The future of medicines pricing and supply will be radically different to what has gone before – and all stakeholders, especially industry and the State, must be ready to embrace change, the Irish Pharmaceutical Healthcare Association (IPHA), representing pharmaceutical innovators, told a conference hosted by the National Centre for Pharmacoeconomics (NCPE) today [Wednesday].
In a significant policy speech delivered at the NCPE event in Dublin Castle, Aidan Lynch, IPHA’s President, said “the pace of pharmaceutical innovation means that the pricing and supply agreements of the past will not work for the future”.
“The funding requirement to support the introduction of new medicines is going to be greater than the opportunity to save on older medicines,” said Mr Lynch. “Interchangeability and reference pricing will continue to yield savings but on a diminishing basis. Realignment will realise savings in July. The biosimilars policy, once rolled out, will bring about some efficiencies. However, all of these combined will not cover the cost of new medicines. In many cases, these are old technologies. Their patents have yielded returns that have been invested in creating new innovative medicines that more than likely are not going to be in primary care but in specialty medicine. The old will not fully compensate for the new,” he added.
The industry’s four-year agreement with the State on pricing and supply of medicines expires next summer. IPHA has called for a mind-shift in how medicines spending is considered – from “a cost to be written off” to an “investment in outcomes”.

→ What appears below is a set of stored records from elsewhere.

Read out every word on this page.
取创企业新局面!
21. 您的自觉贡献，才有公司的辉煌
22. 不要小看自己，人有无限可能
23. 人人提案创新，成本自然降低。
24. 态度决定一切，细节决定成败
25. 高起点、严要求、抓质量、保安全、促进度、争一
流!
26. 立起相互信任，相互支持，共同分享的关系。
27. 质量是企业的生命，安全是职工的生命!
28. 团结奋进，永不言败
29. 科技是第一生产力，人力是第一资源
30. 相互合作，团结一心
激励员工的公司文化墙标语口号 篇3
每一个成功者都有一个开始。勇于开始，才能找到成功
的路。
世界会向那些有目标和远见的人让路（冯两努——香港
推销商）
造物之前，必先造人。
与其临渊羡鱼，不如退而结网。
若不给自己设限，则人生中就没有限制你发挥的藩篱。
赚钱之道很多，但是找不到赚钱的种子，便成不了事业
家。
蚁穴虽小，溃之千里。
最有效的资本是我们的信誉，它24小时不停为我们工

“We need to find new ways of measuring value and outcomes. We must think differently, innovate and work together, sharing information and knowledge. If we are to be consistent from an industry perspective, we should not expect the HSE to pay for new drugs that are not innovative. In today’s world, innovation must be affordable. I, as a taxpayer, do not want the State to pay for anything that does not represent value, whether that’s a building or a medicine,” said Mr Lynch.
He said there is no “one-size-fits-all” approach to reimbursement, adding that the industry is open to examining “all options”, including looking at European pathways.
“The use of real-world data is increasingly a feature of reimbursement systems. For that to work, there needs to be a willingness on the side of the State and industry to co-create registries and other tools that can be used to demonstrate effectiveness,” he said.
This year, the extra budget for new medicines was just €10 million – less than half of 1% of the medicines budget or 1/20th of 1% of the total health budget. Most other Western European countries allow for a minimum of 2% to 3% growth to allow for demographic pressures and to provide for innovation.
Ireland continues lag other western European countries on speed of access to innovative medicines. On World Health Day, IPHA published European data, based on 27 countries, that examined the wait times and rates of availability for 121 products licensed by the European Medicines Agency in 2015, 2016 and 2017. When it came to the availability of new medicines, we ranked 16th. Just 42% of new medicines licensed over the three years were available and reimbursed here last year. We ranked 20th out of the 27 countries for speed of access with Irish patients waiting, on average, 486 days for some new medicines.